The wardrobe doors had rows of drawers along the inside. Still holding the golden dress, Jane opened them one by one and found plenty of gloves, along with gilded fans, satin ribbons, paste jewels, square shoe buckles. She found a beautiful cream-colored pair of gloves in poor condition that would work perfectly for Dorie. The left glove was marred by a dark red wine stain that splashed up the forearm like blood. Jane held it up to the golden dress, imagining how it would all fit together, the gown, the gloves, the night.…
Martha whistled and Jane looked up, guiltily dropping the folds of the golden dress. The maid leaned on her broom, studying the ball gown with an oddly wistful expression, and Jane suddenly remembered that despite Martha’s sternness and angularity, she was younger than Jane herself. “I saw her once,” Martha said. “I was eight, and she came to town. I thought she was so fair. Wore deep blue silk like a queen. Saw her just once—no more.”
“And then she was gone,” breathed Jane, recalling the horror that Edward had described to her. Pregnant with Dorie—killed and taken over by the fey.
Martha shook her head, seeming to recall herself to her purpose. “You got your gloves,” she said. “I think you’re done here.”
“I need some linen I can cut into child-sized gloves,” said Jane.

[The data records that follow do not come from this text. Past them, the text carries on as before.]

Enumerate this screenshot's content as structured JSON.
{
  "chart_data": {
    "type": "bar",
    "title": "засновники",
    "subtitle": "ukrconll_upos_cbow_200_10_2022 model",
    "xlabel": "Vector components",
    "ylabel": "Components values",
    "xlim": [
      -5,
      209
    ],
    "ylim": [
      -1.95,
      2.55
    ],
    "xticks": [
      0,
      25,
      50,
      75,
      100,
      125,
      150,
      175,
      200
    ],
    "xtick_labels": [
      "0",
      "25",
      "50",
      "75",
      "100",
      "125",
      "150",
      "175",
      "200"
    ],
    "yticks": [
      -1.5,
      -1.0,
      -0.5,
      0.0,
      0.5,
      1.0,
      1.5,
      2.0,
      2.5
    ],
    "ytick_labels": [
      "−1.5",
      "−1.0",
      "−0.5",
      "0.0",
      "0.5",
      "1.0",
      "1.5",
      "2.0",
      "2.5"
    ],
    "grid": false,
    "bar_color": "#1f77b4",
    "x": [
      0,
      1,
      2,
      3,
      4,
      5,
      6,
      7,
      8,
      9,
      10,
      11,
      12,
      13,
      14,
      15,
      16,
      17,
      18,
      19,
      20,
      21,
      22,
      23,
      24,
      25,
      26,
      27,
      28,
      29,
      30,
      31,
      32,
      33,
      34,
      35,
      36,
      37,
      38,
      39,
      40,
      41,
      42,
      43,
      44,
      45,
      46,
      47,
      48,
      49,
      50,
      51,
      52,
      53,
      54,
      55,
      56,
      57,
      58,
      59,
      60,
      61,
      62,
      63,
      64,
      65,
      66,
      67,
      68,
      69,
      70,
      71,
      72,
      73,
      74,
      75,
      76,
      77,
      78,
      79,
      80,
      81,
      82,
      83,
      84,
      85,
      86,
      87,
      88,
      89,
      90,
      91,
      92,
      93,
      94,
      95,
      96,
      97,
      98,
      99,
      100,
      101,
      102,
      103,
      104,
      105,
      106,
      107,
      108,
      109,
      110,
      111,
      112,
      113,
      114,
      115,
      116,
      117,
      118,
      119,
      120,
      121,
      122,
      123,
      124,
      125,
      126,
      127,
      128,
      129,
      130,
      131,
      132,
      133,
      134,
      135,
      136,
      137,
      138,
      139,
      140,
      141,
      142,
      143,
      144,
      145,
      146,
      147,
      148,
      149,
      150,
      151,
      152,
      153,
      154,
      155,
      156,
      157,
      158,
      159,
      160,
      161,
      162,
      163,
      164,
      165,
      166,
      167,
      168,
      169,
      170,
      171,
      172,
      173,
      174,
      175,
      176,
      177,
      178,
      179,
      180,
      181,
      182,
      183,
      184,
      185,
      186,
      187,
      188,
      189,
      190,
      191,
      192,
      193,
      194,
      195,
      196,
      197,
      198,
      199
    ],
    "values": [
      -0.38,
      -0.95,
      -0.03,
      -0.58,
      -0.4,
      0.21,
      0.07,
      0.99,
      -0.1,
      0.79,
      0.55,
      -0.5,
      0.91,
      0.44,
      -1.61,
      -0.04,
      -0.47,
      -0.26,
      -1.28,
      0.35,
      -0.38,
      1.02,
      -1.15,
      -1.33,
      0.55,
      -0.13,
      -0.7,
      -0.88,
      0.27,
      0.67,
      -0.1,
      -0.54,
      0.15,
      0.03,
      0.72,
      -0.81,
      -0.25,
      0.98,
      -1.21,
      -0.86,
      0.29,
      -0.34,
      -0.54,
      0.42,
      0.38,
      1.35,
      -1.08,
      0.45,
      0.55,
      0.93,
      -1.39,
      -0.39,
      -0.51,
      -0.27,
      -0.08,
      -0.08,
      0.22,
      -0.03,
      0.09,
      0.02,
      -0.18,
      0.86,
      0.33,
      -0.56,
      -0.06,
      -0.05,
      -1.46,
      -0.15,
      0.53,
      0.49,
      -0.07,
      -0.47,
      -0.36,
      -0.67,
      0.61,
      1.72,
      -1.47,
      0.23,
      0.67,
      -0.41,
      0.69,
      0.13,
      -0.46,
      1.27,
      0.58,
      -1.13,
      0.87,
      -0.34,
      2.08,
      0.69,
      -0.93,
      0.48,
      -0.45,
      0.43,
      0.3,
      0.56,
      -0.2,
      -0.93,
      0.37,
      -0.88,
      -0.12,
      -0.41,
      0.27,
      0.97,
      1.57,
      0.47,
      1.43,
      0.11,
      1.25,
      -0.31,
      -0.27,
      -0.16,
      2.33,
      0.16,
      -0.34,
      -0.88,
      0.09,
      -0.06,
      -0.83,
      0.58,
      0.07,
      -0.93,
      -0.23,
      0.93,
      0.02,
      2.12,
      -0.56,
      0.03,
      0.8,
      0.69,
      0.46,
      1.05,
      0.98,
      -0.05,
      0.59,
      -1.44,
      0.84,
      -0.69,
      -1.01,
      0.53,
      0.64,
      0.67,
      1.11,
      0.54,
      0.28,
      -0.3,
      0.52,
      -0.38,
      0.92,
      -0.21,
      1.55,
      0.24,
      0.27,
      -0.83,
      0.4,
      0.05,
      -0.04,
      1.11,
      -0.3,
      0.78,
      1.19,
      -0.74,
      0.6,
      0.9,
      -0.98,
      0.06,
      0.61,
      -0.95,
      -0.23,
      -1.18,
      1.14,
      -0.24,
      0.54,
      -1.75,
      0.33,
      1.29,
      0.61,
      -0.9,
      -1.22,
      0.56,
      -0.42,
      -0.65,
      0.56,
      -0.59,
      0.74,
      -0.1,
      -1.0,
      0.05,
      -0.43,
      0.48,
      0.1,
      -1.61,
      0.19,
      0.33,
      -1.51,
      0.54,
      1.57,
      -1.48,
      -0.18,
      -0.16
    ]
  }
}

“That box, if the rats ain’t et it.” Martha stared down at Jane with folded arms till Jane and her booty were on the way out of the attic.
*
Dorie was still under the bed when Jane got back. Jane’s heart leapt to her throat in the first instant of seeing those legs stick out from under the bed, for all the world like a rag doll, like something dead. What if the iron was poison after all?
Heart thumping, Jane kneeled down and lifted the bed skirt, looked under the bed.
The girl’s eyes were open. Dorie was staring blankly at the underside of the bed, tar-smeared hands flat on the floor.
“Dorie?” said Jane. “Are you all right?” Carefully she pulled the little girl out from under the bed, out into the room. “Do you want to eat lunch?”
A hint of a shrug.
“You must be hungry,” Jane said. She levered Dorie to a sitting position, surprised that the girl offered no resistance. “Let’s check your arms and eat our lunch.” With her rag she made sure that the flecks of iron covered every bit of Dorie’s fingers and up her arms. Then she wiggled Dorie’s fingers into the long cream gloves from the attic, smoothing the bloodred stain of the left one up and along the arm. Dorie sat passively and watched.
Jane brought the tray in from the hall. In accordance with her request yesterday, it was mostly simple finger foods—the first spring peas in their shells, cut in half. A bun, that Jane tore into bite-sized pieces. A small bowl of applesauce—Jane cringed.
She pushed the tray toward Dorie. “Let’s eat the bread and peas,” she said gently.
Dorie sighed, slumped. One gloved hand came out and grabbed a piece of the roll, ate it. Then the next bite. Then the next. Not looking at Jane, she ate everything on her plate, then looked at the applesauce.
A waver—a flicker of blue. The light in Dorie’s eyes flickered up in response … and then died away.
Sighing, Dorie held out her hand, and Jane placed the spoon in it. Spoonful after difficult spoonful Dorie went through the applesauce until it was all gone.
Jane looked down at the silent girl in astonishment.
This was victory, sure enough.
So why didn’t it feel like it?
*
Jane felt unsettled by her odd triumph with Dorie. Uneasy from her encounter with Mr. Rochart. The nightmares came again—sometimes she was Jane, sometimes she was her brother, stiff on the battlefield. They were coming every night now, coalescing on a scene she wrenched away from, knew she didn’t want to see. But when she pulled away from the vision of the battlefield, the terror came sliding in through her cheek, poured itself through her like water, until she woke up panting.
In the past there had been Helen to soothe her when she woke in terror. Now there was no one. Jane felt as though the ground were shifting under her feet, a sliding back and forth of uncertainty. Perhaps if she could just see him—she could talk to him about his daughter. Talk to him—just talk to him.
The days passed and still he did not come.
Jane looked for him in every shadow of curtain, every stroke of the clock. She lay awake in the blackest hour of the night, unable to let her failures or successes go, her mind flicking through each day’s events, relentless.
Dorie on her stomach, slumped on her gloved elbows, listlessly working on her letters.
Lunch: soup with the last of the put-up vegetables, the first spring peas on the side.
Martha shutting a gossip magazine with a snap, Cook gesturing with a wooden spoon at a full mousetrap and grinning.
Mr. Rochart, where her thoughts always landed. But she hadn’t seen Mr. Rochart. Hadn’t seen him since he was with that redhead, Miss Ingel.